Mobile carrier Orange has again sprung to the rescue of festival goers whose mobiles have run out of juice.
This problem is getting worse, apparently. Partially because large, hungry touchscreen devices are demanding more power and year-on-year our reliance on mobile tech to keep us in touch with changing events leaves us using them more.
Don’t fear. Orange is here with its annual offering of a festival-friendly solution to your power woes.
Last year, the company devised a pair of wellies with chargers in the heel that gained energy from the movement of walking. Good news for some, bad news for those incapacitated by drink or something else. The year before, Orange developed portable wind turbines for generating electricity.
This year it’s gone back to the wearable-technology motif with a T-shirt that uses the noise of the music from the various stages and tents to charge a mobile. Clever, eh?
Here’s the science bit. The technology is based on a “piezoelectric film” which turns vibrations into voltage. The material is fine enough to be woven into a T-shirt and generated volts are stored in a temporary battery.

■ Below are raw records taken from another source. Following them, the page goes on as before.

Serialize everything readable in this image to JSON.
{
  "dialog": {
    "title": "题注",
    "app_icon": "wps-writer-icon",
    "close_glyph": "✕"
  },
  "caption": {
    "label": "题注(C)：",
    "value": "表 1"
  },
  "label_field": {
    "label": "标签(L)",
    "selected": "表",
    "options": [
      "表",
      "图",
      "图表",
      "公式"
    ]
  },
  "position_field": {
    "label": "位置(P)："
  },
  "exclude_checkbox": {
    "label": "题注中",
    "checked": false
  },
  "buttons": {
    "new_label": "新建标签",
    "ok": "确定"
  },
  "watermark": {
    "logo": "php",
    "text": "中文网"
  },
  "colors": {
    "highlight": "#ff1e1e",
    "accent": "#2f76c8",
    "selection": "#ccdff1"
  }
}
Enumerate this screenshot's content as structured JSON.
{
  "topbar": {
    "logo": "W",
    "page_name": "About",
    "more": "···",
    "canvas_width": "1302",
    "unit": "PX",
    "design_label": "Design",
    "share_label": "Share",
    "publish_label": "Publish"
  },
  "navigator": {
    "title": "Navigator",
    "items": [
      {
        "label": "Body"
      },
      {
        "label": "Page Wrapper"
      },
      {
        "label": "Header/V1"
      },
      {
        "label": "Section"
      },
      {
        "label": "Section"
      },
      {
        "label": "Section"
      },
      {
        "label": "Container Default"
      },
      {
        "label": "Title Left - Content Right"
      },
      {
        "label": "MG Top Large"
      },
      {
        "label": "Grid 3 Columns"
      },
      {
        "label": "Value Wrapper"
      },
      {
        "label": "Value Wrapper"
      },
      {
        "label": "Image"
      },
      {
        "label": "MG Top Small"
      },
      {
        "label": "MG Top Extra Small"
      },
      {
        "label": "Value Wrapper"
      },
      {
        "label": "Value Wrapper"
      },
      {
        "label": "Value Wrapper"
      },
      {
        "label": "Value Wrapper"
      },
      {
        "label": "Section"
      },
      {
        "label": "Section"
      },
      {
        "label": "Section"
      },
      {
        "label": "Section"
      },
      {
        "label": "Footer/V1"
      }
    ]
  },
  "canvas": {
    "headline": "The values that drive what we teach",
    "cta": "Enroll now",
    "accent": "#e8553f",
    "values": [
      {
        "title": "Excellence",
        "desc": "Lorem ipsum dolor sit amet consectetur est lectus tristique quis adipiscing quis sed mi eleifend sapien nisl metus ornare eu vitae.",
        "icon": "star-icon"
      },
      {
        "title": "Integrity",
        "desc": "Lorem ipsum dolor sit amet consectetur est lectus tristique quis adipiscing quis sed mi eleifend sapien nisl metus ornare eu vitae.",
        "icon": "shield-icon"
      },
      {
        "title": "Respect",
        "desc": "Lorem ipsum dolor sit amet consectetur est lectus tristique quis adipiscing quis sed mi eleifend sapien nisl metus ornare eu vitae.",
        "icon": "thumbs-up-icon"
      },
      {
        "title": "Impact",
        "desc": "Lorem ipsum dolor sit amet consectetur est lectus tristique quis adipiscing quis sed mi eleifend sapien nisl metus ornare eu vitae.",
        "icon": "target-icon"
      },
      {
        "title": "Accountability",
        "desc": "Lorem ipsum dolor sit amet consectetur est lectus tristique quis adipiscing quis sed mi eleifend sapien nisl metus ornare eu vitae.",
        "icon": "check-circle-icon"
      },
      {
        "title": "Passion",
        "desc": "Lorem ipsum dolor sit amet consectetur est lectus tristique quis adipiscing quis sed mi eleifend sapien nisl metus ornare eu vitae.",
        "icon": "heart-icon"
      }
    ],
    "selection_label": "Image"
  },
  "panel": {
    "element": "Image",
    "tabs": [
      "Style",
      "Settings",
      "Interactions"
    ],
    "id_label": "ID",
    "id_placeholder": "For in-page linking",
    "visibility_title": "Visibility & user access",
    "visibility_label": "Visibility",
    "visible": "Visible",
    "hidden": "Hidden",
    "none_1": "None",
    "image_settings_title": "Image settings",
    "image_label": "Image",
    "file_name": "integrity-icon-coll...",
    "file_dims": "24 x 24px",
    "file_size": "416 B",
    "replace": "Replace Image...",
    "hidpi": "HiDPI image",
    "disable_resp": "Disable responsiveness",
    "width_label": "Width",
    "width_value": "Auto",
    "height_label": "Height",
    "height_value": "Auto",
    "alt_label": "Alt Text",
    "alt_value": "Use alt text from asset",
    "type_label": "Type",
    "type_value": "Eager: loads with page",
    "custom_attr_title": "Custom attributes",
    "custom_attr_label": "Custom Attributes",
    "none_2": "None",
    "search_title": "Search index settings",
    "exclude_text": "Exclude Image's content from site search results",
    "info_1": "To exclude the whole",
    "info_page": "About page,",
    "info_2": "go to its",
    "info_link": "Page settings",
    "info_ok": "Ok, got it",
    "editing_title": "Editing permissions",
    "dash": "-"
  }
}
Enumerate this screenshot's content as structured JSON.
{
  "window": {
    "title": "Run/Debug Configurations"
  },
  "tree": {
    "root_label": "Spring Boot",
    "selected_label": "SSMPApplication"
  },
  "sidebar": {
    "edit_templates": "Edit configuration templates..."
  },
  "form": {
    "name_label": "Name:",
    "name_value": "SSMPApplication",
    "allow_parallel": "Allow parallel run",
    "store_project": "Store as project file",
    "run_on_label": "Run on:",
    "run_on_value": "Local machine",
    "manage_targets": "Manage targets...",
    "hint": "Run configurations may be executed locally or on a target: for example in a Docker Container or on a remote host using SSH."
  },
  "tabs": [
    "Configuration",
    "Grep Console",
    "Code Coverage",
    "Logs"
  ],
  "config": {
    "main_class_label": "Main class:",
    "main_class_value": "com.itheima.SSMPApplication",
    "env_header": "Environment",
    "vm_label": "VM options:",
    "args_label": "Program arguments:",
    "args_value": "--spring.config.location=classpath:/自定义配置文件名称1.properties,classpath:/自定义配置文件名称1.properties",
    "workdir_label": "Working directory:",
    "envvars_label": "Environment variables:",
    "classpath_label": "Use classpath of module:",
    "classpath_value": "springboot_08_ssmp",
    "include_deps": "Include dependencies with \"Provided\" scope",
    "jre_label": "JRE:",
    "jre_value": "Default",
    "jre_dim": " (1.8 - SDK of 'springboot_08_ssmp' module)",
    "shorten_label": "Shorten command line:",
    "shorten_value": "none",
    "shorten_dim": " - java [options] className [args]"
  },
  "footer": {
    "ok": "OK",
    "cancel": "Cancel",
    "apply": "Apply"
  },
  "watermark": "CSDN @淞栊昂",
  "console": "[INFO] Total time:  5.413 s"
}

If you get low on mobile juice, simply plug your phone into your wearable electricity generator and – hey presto! – you’re able to field calls from your mum worried about someone spiking your drink or picking up some disease from all the mud and oomska swirling around your ankles.
It has to be said that the amount of energy is not massive, but it may be enough to tide you over until you queue for the bus home.
The only downside is that with U2 headlining you’d need to expose yourself to absurdly high levels of Bono-drone to guarantee you can pick up your text messages.